Hammers vs ladles: who won the battle of the formats?

On Wednesday night, Belinda MacDonald and Neena Truscott, dubbed the Modern Day Hippies, were crowned the first winners of My Kitchen Rules New Zealand. This moment concluded the battle for New Zealand’s latest food porn crown, while simultaneously bringing an end to a ratings battle that has waged since TVNZ first decided to schedule its programme against MediaWorks’ The Block NZ.

Throughout the season, The Block NZ has run daily during TV3’s 7.30pm primetime slot between Tuesday and Friday, while MKR NZ aired on Sunday, Tuesday and Wednesday at the same time on TV One.

From the outset, TVNZ’s general manger of programming John Kelly was prepared for a tussle with its competitor across the free-to-air TV divide.    

“Let’s put this so-called head-to-head in perspective,” he told StopPress at the time. “This is round one of 30 – and we’re absolutely committed to contesting all time slots for all audiences … Last year we more or less gave The Block a free pass. That’s not happening this year.”

After the first round, TVNZ’s show drew the biggest audience while The Block won the 25-54 demographic that’s so attractive to advertisers (figures below), and this was a fact that MediaWorks latched onto immediately.

“It’s fantastic to see The Block NZ so convincingly win one of the most competitive time slots on TV,” said MediaWorks TV chief executive Paul Maher in a release at the time. “We’re very proud of this year’s series, and it’s great to see New Zealanders embracing the new teams and new challenges.”     

As the figures stand at the moment, MKR NZ has managed to attract a bigger overall audience on average, pulling in 69,000 more viewers than its competitor when the median stats are calculated (figures below).

Overall, MKR NZ was the most watched show in its time slot, and TVNZ’s head of content Jeff Latch said in a TVNZ release statement that he was “delighted with the overall performance” of the show.  

“It’s been the catalyst for a significant year-on-year lift in audience across TV One and TV2 in October. Our production partners, Imagination Television, judges and commissioning team have done a great job in delivering such a high quality series”.

The Block has however maintained its hold on the 25-54 demographic, attracting 29,000 more viewers on average than its competitor. The Block’s hold on this audience during the 7.30pm time slot is so strong that the show almost managed to match MKR’s audience figures when the cooking show’s final was on.        

It’s also worth noting that the grand final of The Block has not yet aired and, if the previous two editions of the show are anything to go by, then this should bump up the overall viewership average.  

The grand final of The Block NZ’s first season pulled in 491,600 viewers overall (267,900 in the 25-54 demographic), while last year’s final pulled in even better numbers as 683,600 viewers tuned in (346,400 in the 25-54 demographic).

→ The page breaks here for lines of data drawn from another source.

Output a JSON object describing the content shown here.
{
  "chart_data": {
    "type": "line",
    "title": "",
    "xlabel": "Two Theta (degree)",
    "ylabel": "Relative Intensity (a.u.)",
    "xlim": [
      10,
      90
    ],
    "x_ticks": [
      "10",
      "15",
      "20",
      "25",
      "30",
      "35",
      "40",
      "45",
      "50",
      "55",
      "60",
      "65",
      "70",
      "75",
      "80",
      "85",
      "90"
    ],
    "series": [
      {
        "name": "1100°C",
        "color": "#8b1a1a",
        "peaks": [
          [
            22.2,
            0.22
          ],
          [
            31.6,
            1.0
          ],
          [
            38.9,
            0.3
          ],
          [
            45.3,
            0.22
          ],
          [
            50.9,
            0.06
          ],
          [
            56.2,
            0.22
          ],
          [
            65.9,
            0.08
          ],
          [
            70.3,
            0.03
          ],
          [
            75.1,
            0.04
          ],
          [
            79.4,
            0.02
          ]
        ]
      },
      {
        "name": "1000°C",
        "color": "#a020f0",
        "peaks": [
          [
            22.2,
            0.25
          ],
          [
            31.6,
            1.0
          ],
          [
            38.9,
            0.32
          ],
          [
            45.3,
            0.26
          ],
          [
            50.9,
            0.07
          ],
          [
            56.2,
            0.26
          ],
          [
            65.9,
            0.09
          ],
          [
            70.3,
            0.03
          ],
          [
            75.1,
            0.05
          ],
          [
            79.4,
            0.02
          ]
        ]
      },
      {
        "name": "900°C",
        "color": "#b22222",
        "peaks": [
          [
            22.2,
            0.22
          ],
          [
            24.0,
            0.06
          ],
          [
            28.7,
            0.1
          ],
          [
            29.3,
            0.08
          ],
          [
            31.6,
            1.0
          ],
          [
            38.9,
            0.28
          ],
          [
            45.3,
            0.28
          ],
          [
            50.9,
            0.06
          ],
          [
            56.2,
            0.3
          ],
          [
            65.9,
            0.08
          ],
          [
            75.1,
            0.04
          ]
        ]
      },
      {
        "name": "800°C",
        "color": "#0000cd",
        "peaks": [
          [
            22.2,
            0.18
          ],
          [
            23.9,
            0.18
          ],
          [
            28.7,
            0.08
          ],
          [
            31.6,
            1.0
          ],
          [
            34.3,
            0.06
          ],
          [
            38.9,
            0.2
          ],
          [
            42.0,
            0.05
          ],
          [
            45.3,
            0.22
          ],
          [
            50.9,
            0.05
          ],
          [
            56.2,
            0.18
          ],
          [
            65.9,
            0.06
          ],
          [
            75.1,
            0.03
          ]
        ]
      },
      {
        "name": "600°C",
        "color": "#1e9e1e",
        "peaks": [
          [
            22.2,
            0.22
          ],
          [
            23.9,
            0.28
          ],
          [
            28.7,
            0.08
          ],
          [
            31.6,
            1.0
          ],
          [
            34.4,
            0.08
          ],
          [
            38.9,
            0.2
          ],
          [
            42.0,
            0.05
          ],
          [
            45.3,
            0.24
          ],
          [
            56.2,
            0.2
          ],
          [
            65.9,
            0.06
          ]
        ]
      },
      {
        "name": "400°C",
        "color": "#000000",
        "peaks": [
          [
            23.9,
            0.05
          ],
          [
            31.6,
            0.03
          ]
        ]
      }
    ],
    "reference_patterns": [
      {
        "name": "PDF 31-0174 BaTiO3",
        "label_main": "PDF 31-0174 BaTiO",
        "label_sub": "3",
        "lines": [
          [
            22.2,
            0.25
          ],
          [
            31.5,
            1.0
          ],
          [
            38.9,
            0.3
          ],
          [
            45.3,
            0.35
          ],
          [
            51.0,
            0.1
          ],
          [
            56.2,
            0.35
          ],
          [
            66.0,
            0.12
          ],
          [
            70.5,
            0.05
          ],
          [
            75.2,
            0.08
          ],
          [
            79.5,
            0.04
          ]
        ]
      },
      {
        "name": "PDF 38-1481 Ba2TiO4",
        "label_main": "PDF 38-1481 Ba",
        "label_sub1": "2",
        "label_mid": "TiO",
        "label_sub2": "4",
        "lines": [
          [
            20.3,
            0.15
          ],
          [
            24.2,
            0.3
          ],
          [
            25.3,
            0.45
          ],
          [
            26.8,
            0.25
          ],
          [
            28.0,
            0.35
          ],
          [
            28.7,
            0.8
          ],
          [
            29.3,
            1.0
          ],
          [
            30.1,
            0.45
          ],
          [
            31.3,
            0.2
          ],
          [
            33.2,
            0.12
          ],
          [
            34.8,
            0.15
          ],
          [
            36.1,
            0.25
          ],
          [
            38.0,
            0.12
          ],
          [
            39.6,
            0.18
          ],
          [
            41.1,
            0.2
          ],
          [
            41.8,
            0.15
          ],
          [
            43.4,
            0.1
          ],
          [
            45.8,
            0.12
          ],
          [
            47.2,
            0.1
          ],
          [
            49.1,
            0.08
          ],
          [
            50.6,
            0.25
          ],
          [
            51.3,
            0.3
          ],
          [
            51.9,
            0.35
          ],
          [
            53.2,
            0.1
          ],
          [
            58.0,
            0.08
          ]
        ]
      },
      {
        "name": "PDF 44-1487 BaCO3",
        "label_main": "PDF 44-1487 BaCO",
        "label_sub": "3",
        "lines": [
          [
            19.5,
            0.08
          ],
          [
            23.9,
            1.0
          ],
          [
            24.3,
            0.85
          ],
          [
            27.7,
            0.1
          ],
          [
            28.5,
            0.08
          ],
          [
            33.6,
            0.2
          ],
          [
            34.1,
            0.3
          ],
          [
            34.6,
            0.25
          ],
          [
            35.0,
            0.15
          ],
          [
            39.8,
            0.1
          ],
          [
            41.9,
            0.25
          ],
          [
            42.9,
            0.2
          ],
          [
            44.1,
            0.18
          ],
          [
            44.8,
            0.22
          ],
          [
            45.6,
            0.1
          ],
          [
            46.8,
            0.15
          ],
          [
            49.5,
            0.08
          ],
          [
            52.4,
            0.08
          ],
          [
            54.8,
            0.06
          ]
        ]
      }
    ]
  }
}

Should the final two episodes of this season repeat similar figures, then the overall gap between MKR NZ and The Block NZ could narrow substantially.        

While the TV audience remains the biggest viewership contributor, online streaming statistics are also starting to drive audience numbers higher.

MKR NZ has attracted more than 600,000 streams on TVNZ Ondemand to date, including all episodes and additional content. On average, MKR NZ’s show pages were accessed almost 70,000 times per week, second only to ratings juggernaut Shortland Street.

Given that both shows held relatively strong audiences throughout their respective seasons, its comes as little surprise that both MediaWorks and TVNZ have been optimistic about the results. From a commercial point of view, it must however be said that MediaWorks will be the happier of the pair having held a bigger share of the lucrative 25-54 category throughout the third season of its hit show.

For now, the Kiwi appetite for both food and renovation porn seems intact, but as each season of these hits shows draws to a close it does pose the question: how much more of these formats are Kiwis willing to watch?